Using Dynamically Generated Non-AWS Owned SSH Keys with Test Kitchen on EC2
As I've mentioned recently, I'm working on rebuilding our Chef pipelines at work.
Although I'm a huge fan of unit testing cookbooks using ChefSpec, there's also a really important place for integration tests. As AWS is the target for our cookbooks, we need to validate against an EC2 to confirm that our cookbook actually works for real-world solutions.
When interacting with AWS from Test Kitchen using kitchen-ec2, we need to be able to SSH into the instance so we can set up the instance, and then execute the cookbook.
kitchen-ec2 has the ability to create on-demand SSH keys for this purpose, but it's not always possible as it requires the user/role you're executing under to be able to create these keys, which may not be possible in your environment.
The solution I've found that works best for this is to generate them dynamically, inserting them into the user_data of the instance, as alluded to by the README of kitchen-ec2:
This will not directly associate the EC2 instance with an AWS-managed key pair (pre-existing or auto-generated). This may be useful in environments that have disabled AWS-managed keys. Getting SSH keys onto the instance then becomes an exercise for the reader, though it can be done, for example, with scripting in
user_dataor if the credentials are already baked into the AMI.
Doing it this way makes sure that we don't need to bake a key into the AMI, as well as not juggling a shared key, and even though it's likely a development account, this reduces the attack surface by having one time usage keys.
This solution was also aimed at making it easiest for local development and code review, so I wanted to make sure that the user data wasn't embedded in the kitchen.yml because I didn't want it duplicated across each of the platforms used, and I also wanted syntax highlighting.

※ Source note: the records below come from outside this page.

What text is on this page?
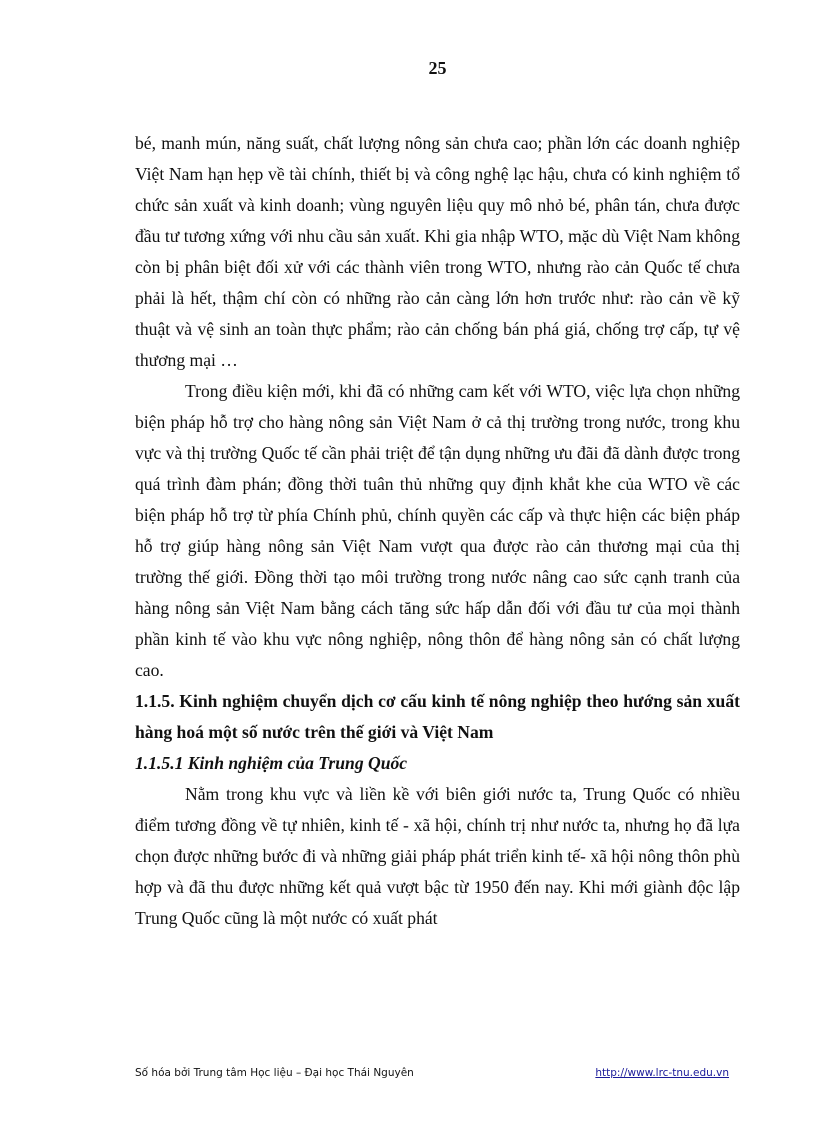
25

bé, manh mún, năng suất, chất lượng nông sản chưa cao; phần lớn các doanh nghiệp Việt Nam hạn hẹp về tài chính, thiết bị và công nghệ lạc hậu, chưa có kinh nghiệm tổ chức sản xuất và kinh doanh; vùng nguyên liệu quy mô nhỏ bé, phân tán, chưa được đầu tư tương xứng với nhu cầu sản xuất. Khi gia nhập WTO, mặc dù Việt Nam không còn bị phân biệt đối xử với các thành viên trong WTO, nhưng rào cản Quốc tế chưa phải là hết, thậm chí còn có những rào cản càng lớn hơn trước như: rào cản về kỹ thuật và vệ sinh an toàn thực phẩm; rào cản chống bán phá giá, chống trợ cấp, tự vệ thương mại …

Trong điều kiện mới, khi đã có những cam kết với WTO, việc lựa chọn những biện pháp hỗ trợ cho hàng nông sản Việt Nam ở cả thị trường trong nước, trong khu vực và thị trường Quốc tế cần phải triệt để tận dụng những ưu đãi đã dành được trong quá trình đàm phán; đồng thời tuân thủ những quy định khắt khe của WTO về các biện pháp hỗ trợ từ phía Chính phủ, chính quyền các cấp và thực hiện các biện pháp hỗ trợ giúp hàng nông sản Việt Nam vượt qua được rào cản thương mại của thị trường thế giới. Đồng thời tạo môi trường trong nước nâng cao sức cạnh tranh của hàng nông sản Việt Nam bằng cách tăng sức hấp dẫn đối với đầu tư của mọi thành phần kinh tế vào khu vực nông nghiệp, nông thôn để hàng nông sản có chất lượng cao.

1.1.5. Kinh nghiệm chuyển dịch cơ cấu kinh tế nông nghiệp theo hướng sản xuất hàng hoá một số nước trên thế giới và Việt Nam
1.1.5.1 Kinh nghiệm của Trung Quốc

Nằm trong khu vực và liền kề với biên giới nước ta, Trung Quốc có nhiều điểm tương đồng về tự nhiên, kinh tế - xã hội, chính trị như nước ta, nhưng họ đã lựa chọn được những bước đi và những giải pháp phát triển kinh tế- xã hội nông thôn phù hợp và đã thu được những kết quả vượt bậc từ 1950 đến nay. Khi mới giành độc lập Trung Quốc cũng là một nước có xuất phát

Số hóa bởi Trung tâm Học liệu – Đại học Thái Nguyên	http://www.lrc-tnu.edu.vn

I'd tried using kitchen.yml's ERB templating to try and read a file during parsing, but found it a bit awkward, and hard to read, so instead settled on a script to prepare a user_data.sh which would then be used as such:
platforms:
- name: amzl2
driver:
name: ec2
user_data: ./user_data.sh
The user_data.sh would be generated from the following ERB template:
#!/usr/bin/env sh
echo 'Defaults:ec2-user !requiretty' > /etc/sudoers.d/ec2-user
mkdir -m 0700 -p ~ec2-user/.ssh
echo '<%= public_key %>' >> ~ec2-user/.ssh/authorized_keys
chmod 0600 ~ec2-user/.ssh/authorized_keys
To actually render this, we have a simple wrapper script, prepare.rb:
#!/usr/bin/env ruby
require 'erb'
user_data = File.read(ARGV[0])
public_key = File.read(ARGV[1])
erb = ERB.new(user_data)
result = erb.result(binding)
File.open(ARGV[2], 'w') { |f| f.write result }
This then leads to the following set of commands to actually execute Test Kitchen:
ssh-keygen -t rsa -f ~/.ssh/id_rsa -q -N ''
prepare.rb user_data.sh.erb ~/.ssh/id_rsa.pub user_data.sh
kitchen test # ...
And there we have it - one-use SSH keys!